Nella lotta ho trovato il modo di non paralizzarmi, anche se mi sono fermata, volente o nolente, per guardarmi dentro e capire cosa fare. Ragionando anche più a fondo sul concetto di tempo, elemento fondamentale per riappropriarci di quello che ci è stato tolto.
La sola cosa che potevo fare per non lasciarmi andare al panico e all’incertezza era continuare a trovare insieme alla mia comunità nuove forme di lotta, proprio ora che la nostra precarietà diventava ancora più pesante, proprio ora che le nostre rivendicazioni non potevano restare silenti ma dovevano urlare ancora più forte, aspettando le piazze, certo, ma evitando di farci fermare da tutto il delirio che ci stava accadendo intorno.

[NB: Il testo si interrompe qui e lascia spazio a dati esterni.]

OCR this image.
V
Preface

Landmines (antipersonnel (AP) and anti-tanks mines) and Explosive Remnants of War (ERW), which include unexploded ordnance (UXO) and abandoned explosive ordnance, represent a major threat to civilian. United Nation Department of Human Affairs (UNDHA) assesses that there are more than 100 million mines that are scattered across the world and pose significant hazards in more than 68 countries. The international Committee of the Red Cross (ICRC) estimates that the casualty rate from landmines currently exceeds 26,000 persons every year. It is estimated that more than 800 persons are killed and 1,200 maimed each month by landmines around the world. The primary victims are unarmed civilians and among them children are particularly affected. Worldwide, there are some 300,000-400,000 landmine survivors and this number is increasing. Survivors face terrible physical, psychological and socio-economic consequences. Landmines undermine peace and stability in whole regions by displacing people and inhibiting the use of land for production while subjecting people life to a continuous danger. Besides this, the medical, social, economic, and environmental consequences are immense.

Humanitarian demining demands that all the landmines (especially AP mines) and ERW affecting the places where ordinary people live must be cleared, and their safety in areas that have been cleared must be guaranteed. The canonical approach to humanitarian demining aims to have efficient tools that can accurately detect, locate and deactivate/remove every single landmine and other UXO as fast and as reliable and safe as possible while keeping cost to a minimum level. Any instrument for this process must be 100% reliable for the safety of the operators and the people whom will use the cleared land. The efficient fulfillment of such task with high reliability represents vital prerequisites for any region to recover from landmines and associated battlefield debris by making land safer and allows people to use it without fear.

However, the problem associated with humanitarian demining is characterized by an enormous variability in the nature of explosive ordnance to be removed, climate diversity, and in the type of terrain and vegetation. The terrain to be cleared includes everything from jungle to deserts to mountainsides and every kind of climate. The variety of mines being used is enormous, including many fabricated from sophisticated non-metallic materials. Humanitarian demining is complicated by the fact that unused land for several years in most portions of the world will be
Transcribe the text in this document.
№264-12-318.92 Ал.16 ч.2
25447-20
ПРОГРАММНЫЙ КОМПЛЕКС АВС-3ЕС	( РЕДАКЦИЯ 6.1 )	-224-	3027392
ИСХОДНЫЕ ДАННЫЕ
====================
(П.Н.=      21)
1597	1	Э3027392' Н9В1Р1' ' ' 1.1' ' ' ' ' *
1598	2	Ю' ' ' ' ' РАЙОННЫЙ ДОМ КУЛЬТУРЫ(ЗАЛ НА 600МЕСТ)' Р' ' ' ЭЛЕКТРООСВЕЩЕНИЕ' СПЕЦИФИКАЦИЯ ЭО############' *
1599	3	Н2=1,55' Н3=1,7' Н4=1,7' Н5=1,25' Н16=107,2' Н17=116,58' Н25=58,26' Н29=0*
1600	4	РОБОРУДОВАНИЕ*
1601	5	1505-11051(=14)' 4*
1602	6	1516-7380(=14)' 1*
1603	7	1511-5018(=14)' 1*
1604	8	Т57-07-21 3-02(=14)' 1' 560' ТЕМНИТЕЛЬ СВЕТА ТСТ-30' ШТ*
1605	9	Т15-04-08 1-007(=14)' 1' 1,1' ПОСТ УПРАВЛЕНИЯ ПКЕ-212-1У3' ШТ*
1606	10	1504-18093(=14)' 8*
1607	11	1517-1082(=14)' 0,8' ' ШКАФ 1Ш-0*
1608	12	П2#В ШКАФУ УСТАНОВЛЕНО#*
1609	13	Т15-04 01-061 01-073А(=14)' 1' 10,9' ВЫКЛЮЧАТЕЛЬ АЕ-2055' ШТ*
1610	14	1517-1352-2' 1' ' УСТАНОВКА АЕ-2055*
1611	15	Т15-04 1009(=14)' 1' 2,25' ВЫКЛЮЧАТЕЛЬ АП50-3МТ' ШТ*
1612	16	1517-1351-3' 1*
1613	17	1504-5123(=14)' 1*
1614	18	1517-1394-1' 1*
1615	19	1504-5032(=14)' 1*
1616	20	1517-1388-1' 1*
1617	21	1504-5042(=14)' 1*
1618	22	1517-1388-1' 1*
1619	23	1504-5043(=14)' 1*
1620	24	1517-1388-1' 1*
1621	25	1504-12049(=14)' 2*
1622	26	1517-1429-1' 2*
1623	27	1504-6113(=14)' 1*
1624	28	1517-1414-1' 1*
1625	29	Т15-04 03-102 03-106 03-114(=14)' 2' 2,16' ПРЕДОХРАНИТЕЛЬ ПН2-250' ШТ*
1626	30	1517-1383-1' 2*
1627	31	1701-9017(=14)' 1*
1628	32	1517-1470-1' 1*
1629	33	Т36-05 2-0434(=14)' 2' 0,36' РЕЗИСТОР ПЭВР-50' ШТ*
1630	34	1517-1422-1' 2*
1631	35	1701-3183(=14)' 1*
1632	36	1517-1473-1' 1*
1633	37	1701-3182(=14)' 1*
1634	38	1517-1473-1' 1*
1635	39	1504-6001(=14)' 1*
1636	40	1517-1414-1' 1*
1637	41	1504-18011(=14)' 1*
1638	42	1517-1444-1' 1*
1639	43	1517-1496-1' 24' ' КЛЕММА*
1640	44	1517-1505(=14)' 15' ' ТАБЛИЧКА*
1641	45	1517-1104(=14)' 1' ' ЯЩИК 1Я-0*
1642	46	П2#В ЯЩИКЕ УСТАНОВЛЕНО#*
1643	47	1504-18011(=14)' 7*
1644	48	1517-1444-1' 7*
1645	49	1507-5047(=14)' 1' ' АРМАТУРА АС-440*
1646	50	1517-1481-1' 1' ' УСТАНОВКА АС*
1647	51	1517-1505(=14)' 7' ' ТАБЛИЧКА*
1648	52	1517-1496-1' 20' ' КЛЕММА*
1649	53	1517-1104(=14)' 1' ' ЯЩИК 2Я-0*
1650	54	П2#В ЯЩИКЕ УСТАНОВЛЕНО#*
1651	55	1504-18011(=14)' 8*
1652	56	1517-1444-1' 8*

C’era e c’è ancora tanto da fare, dal rivendicare un redditto di autodeterminazione, al diritto alla salute intesa nella sua interezza, fisica e psicologica, all’incentivare investimenti sulla casa delle donne, al chiedere un serio cambio di sistema che smetta di devastare il pianeta e di sfruttare la riproduzione sociale e il lavoro di cura.
Dal panico alla resistenza, appunto. Siamo la generazione che più, forse, sta pagando la crisi del 2008, e la rabbia che ho dentro non posso metterla a tacere; allora, preferisco metterla in gioco e fare tutto ciò che posso, usare tutta la voce che ho per gridare, per sperare e per cercare di mettere in pratica il migliore dei mondi possibili.